To find the equation of the tangent line to the graph at the point (4, -2), we need to find the slope of the tangent line and then use the point-slope form of a line to write the equation.
Here's how you can do it step by step:
Step 1: Find the derivative of the given equation with respect to x. This will give us the slope of the tangent line at any point on the curve.
Differentiating both sides of the equation with respect to x, we get:
12(x^2 + y^2)(2x) + 12(2)(x^2 + y^2)(y)(dy/dx) = 100(2x - 2y)(1) - 100(2y)(dy/dx)
Simplifying this equation, we get:
24x(x^2 + y^2) + 12xy(dy/dx) = 200x - 200y - 200y(dy/dx)
Step 2: Substitute the coordinates of the given point (4, -2) into the derivative equation and solve for dy/dx.

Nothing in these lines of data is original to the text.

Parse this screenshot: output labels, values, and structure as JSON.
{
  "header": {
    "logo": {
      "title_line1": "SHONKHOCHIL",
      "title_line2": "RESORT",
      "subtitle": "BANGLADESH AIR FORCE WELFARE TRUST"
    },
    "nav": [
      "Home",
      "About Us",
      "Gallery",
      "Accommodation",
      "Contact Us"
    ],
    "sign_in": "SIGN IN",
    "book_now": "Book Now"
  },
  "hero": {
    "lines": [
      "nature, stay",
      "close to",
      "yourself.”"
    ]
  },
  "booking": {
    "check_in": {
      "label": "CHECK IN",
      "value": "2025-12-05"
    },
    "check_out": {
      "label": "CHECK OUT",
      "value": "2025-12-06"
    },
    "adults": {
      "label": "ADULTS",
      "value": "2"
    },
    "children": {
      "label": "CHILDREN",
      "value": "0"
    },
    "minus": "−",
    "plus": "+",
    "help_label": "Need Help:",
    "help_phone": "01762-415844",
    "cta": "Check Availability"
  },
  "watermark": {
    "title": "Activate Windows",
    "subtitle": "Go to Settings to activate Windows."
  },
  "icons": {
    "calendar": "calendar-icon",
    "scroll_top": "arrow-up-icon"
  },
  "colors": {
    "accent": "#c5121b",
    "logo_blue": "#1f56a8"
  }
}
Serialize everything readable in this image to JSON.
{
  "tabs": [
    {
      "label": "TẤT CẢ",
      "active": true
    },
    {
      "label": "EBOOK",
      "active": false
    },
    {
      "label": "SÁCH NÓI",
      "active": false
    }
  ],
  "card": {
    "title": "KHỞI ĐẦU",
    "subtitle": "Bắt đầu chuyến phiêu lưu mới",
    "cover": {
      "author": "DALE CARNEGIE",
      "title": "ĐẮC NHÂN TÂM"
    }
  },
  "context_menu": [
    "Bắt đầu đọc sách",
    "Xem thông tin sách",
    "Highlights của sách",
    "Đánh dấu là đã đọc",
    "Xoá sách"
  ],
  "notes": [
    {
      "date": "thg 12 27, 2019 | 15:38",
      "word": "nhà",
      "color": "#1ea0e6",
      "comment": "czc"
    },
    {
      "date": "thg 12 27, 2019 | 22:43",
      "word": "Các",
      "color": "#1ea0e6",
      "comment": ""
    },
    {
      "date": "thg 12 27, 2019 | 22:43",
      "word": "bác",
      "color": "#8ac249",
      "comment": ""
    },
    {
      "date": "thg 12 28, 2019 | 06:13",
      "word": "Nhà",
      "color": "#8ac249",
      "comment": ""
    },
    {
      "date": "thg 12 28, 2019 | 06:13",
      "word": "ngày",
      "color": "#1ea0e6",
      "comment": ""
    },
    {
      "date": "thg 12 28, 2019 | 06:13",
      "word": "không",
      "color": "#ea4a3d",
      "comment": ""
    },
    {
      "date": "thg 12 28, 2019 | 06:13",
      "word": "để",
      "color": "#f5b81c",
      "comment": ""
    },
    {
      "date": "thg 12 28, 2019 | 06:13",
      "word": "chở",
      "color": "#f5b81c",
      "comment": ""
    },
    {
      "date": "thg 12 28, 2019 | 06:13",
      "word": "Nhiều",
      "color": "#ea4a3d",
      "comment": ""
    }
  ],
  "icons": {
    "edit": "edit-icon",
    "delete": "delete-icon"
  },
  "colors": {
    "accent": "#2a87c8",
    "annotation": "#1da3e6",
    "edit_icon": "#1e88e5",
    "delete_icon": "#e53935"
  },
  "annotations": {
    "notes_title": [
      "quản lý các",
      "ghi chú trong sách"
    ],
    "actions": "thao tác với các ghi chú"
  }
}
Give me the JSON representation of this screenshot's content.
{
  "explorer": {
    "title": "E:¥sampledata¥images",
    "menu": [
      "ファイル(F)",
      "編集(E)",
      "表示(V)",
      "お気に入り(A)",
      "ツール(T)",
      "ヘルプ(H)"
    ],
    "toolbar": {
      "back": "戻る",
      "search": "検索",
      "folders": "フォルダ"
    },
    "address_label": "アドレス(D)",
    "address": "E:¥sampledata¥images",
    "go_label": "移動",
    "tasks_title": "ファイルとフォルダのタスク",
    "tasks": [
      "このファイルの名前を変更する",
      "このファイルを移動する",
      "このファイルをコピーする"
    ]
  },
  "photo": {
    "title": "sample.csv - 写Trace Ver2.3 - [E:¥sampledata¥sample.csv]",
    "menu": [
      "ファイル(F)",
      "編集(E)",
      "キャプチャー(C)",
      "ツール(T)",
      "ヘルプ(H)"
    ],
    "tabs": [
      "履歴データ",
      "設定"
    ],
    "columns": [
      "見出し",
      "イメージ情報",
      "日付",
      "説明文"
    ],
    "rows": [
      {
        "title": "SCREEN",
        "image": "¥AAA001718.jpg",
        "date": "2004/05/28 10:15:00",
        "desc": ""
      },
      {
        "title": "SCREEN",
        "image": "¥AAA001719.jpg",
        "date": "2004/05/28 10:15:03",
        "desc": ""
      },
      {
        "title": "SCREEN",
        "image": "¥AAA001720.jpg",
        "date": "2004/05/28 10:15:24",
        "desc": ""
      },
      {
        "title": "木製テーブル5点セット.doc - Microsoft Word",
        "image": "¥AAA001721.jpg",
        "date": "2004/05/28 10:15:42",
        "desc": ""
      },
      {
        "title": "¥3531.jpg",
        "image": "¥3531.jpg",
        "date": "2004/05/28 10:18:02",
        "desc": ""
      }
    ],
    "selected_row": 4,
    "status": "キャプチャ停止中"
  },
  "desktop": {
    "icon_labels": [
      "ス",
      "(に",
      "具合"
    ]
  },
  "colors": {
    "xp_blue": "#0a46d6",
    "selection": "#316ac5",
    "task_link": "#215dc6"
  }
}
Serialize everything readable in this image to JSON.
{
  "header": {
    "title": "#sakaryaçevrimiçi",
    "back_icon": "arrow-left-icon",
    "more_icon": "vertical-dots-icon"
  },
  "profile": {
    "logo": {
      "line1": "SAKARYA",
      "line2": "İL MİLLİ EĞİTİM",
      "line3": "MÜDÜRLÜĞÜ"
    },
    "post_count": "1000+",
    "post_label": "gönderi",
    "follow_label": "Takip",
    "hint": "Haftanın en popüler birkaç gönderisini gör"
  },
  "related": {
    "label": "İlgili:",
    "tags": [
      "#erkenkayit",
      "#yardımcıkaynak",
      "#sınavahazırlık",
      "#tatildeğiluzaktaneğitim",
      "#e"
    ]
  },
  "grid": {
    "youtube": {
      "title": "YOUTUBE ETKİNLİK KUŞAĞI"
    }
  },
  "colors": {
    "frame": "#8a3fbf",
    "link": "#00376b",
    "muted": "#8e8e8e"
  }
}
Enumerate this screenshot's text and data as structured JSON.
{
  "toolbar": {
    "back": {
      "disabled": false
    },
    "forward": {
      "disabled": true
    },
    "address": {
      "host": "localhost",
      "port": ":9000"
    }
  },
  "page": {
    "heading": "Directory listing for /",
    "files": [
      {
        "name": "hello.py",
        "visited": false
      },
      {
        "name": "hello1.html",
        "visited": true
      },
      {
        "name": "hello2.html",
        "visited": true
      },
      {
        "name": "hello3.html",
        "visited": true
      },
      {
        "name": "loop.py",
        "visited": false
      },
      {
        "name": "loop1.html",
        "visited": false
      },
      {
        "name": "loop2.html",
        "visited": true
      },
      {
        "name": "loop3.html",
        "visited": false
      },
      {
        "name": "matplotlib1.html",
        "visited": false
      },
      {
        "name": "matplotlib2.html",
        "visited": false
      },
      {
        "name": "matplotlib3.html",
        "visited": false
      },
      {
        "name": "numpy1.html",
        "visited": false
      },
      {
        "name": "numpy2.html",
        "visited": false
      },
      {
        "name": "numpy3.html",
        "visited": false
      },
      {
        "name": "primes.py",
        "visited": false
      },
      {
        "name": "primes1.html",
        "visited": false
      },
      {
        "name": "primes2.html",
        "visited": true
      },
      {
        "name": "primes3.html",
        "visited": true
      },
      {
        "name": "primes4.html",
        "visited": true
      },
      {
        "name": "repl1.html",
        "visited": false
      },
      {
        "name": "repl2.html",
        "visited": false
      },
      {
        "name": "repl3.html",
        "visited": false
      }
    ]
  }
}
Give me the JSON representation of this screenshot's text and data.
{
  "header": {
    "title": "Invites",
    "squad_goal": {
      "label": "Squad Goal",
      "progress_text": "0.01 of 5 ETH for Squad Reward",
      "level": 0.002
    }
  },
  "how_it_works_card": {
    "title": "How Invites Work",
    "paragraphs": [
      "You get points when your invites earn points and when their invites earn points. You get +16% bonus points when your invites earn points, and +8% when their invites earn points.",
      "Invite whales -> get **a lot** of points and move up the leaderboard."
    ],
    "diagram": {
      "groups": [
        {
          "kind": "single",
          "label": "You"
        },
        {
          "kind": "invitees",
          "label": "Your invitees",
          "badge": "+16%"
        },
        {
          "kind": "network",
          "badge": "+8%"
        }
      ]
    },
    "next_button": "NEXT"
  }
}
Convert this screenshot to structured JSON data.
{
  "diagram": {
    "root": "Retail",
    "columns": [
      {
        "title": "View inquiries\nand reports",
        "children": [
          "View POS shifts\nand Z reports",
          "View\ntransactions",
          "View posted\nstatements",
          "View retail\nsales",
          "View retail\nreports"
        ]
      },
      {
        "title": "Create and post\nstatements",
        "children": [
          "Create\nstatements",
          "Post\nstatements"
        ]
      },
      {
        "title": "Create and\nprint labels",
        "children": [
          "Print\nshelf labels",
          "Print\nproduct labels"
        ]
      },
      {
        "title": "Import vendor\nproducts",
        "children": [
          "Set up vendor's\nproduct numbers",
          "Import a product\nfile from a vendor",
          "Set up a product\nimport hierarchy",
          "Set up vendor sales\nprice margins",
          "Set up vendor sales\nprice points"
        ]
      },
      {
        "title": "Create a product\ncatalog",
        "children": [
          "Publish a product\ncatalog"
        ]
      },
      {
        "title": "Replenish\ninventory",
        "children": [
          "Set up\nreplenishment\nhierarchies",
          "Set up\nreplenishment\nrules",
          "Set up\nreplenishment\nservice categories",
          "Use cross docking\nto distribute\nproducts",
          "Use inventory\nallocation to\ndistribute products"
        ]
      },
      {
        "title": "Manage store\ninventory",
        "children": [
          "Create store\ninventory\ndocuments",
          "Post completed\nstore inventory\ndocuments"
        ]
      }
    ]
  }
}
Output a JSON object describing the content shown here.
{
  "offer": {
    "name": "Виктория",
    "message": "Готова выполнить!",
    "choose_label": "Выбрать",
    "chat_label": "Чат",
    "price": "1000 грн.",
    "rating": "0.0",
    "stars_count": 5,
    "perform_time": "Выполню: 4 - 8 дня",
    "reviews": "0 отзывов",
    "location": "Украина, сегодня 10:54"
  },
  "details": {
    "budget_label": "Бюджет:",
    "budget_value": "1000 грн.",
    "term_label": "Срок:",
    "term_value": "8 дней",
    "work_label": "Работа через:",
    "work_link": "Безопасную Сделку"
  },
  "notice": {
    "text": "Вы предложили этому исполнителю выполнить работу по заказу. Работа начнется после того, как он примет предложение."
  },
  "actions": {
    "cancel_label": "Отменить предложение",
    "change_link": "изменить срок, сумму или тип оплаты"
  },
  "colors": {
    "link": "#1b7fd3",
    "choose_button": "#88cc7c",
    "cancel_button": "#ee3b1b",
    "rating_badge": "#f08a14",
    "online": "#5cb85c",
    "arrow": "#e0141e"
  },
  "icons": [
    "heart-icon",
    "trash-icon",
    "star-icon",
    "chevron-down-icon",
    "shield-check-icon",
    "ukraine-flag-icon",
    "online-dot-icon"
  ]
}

Substituting x = 4 and y = -2 into the derivative equation, we have:
24(4)(4^2 + (-2)^2) + 12(4)(-2)(dy/dx) = 200(4) - 200(-2) - 200(-2)(dy/dx)
Simplifying this equation, we get:
24(4)(20) - 12(4)(-2)(dy/dx) = 200(4) + 200(2) + 200(2)(dy/dx)
96(20) + 96(dy/dx) = 800 + 400 + 400(dy/dx)
1920 + 96(dy/dx) = 1600 + 800(dy/dx)
96(dy/dx - 800) = 1600 - 1920
96(dy/dx - 800) = -320
dy/dx - 800 = -320/96
dy/dx - 800 = -10/3
Adding 800 to both sides, we get:
dy/dx = -10/3 + 800
dy/dx = 790/3
Step 3: Use the point-slope form of a line to write the equation of the tangent line.
Using the point-slope form with the point (4, -2) and slope dy/dx = 790/3, we have:
y - (-2) = (790/3)(x - 4)
Simplifying this equation, we get:
y + 2 = (790/3)x - (790/3)(4)
y + 2 = (790/3)x - (3160/3)
Lastly, we can rearrange the equation to obtain the slope-intercept form:
y = (790/3)x - (3160/3) - 2
y = (790/3)x - (3160/3) - (6/3)
y = (790/3)x - (3166/3)
Therefore, the equation of the tangent line to the graph at the point (4, -2) is y = (790/3)x - (3166/3).